The first thing Top, who was wearing a surprising number of ankle bracelets, taught me is that technique is far more important than weight. Despite his size, Top only benches 200 pounds on a Hammer Strength machine and uses 35-pound dumbbells for curls.

He told me he didn’t count reps, instead just doing four sets until exhaustion. “I don’t want to get too big. I’m a comedian,” he said. Joe Piscopo, he explained, is a warning sign to weightlifting comedians. Piscopo, really, is a warning sign for non-weightlifting comedians too. In fact, you can replace the animal in any of Aesop’s Fables with “Joe Piscopo” and it still works.

As we were bonding over bicep curls, which he told me to twist out so that my bicep peaks, I got up the nerve to ask about the thick black mascara he was wearing. “I like to be camera ready,” he explained.
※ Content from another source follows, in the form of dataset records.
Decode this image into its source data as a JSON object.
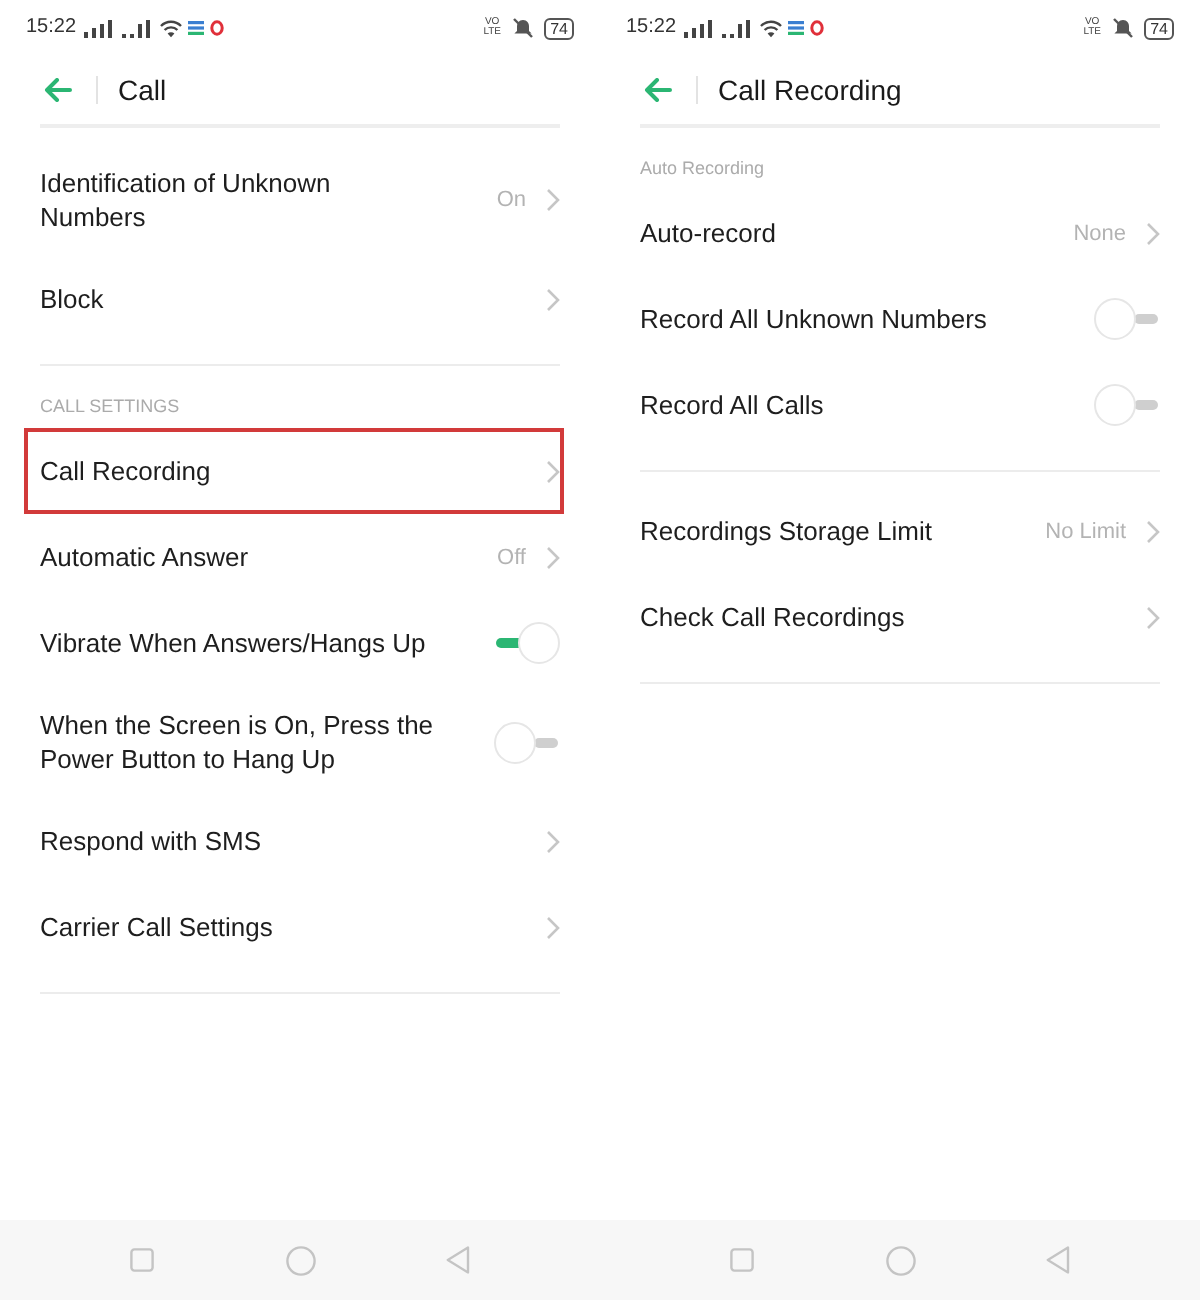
{
  "screens": [
    {
      "status_bar": {
        "time": "15:22",
        "network": "VO LTE",
        "battery": "74"
      },
      "header": {
        "title": "Call"
      },
      "sections": [
        {
          "items": [
            {
              "kind": "link",
              "label": "Identification of Unknown Numbers",
              "value": "On",
              "highlighted": false
            },
            {
              "kind": "link",
              "label": "Block",
              "highlighted": false
            }
          ]
        },
        {
          "label": "CALL SETTINGS",
          "items": [
            {
              "kind": "link",
              "label": "Call Recording",
              "highlighted": true
            },
            {
              "kind": "link",
              "label": "Automatic Answer",
              "value": "Off",
              "highlighted": false
            },
            {
              "kind": "toggle",
              "label": "Vibrate When Answers/Hangs Up",
              "on": true,
              "highlighted": false
            },
            {
              "kind": "toggle",
              "label": "When the Screen is On, Press the Power Button to Hang Up",
              "on": false,
              "highlighted": false
            },
            {
              "kind": "link",
              "label": "Respond with SMS",
              "highlighted": false
            },
            {
              "kind": "link",
              "label": "Carrier Call Settings",
              "highlighted": false
            }
          ]
        }
      ]
    },
    {
      "status_bar": {
        "time": "15:22",
        "network": "VO LTE",
        "battery": "74"
      },
      "header": {
        "title": "Call Recording"
      },
      "sections": [
        {
          "label": "Auto Recording",
          "items": [
            {
              "kind": "link",
              "label": "Auto-record",
              "value": "None",
              "highlighted": false
            },
            {
              "kind": "toggle",
              "label": "Record All Unknown Numbers",
              "on": false,
              "highlighted": false
            },
            {
              "kind": "toggle",
              "label": "Record All Calls",
              "on": false,
              "highlighted": false
            }
          ]
        },
        {
          "items": [
            {
              "kind": "link",
              "label": "Recordings Storage Limit",
              "value": "No Limit",
              "highlighted": false
            },
            {
              "kind": "link",
              "label": "Check Call Recordings",
              "highlighted": false
            }
          ]
        }
      ]
    }
  ]
}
Top apparently believes that we live in a world where crowds of Japanese tourists gather around stray piles of props, waiting for a comedian who knows how to use them.

Advertisement

Top, who curses a blue streak, says that he would like to shave his head for a part in an action film. “I think it would be fun to be in this field with a shaved head and a machine gun, blowing things up,” he said. “Every comic wants to kill somebody with machine guns.” I laughed uncomfortably, realizing I was right all along in the Border Grill.

Though he has always been a jock, having been on his Florida high school’s wrestling and swimming teams, Top got serious about lifting two years ago. He said he needed something to do before shows when he was on the road. There aren’t, if you think about it, all that many daytime Carrot Top-friendly activities. Because after the first time you accept a Carrot Top collect call, you don’t make that mistake again.
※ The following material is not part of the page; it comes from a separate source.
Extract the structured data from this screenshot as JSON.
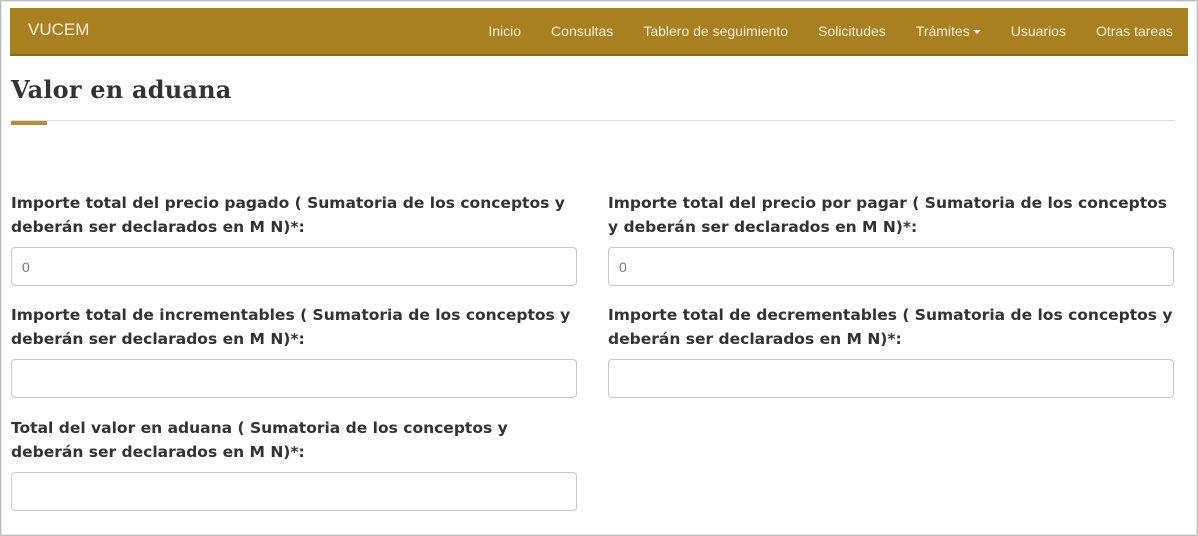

Although he says that working out doesn’t help him lift heavy props, it does help get his blood flowing to his brain to help him think of material. In fact, before I arrived, he started to come up with an observational bit about how there are so many Spanish-language stations in Southern California. If you saw his arms you would have laughed too.

I was starting to feel empathy for Josh.

After doing some crunches, Top cracked open a cold can of creatine and we headed outside into the crisp Costa Mesa air. And I thought to myself, why can’t Carrot Top be a weightlifter, or even an action hero? Why do we allow ourselves to be completely defined by the sliver of identity we’ve gotten approval for? Why should I have to end every column with a cheap joke?

Then I looked at Carrot Top’s hair and his mascara and his giant arms. The man looked like a Macy’s Thanksgiving Day parade float of Lucille Ball.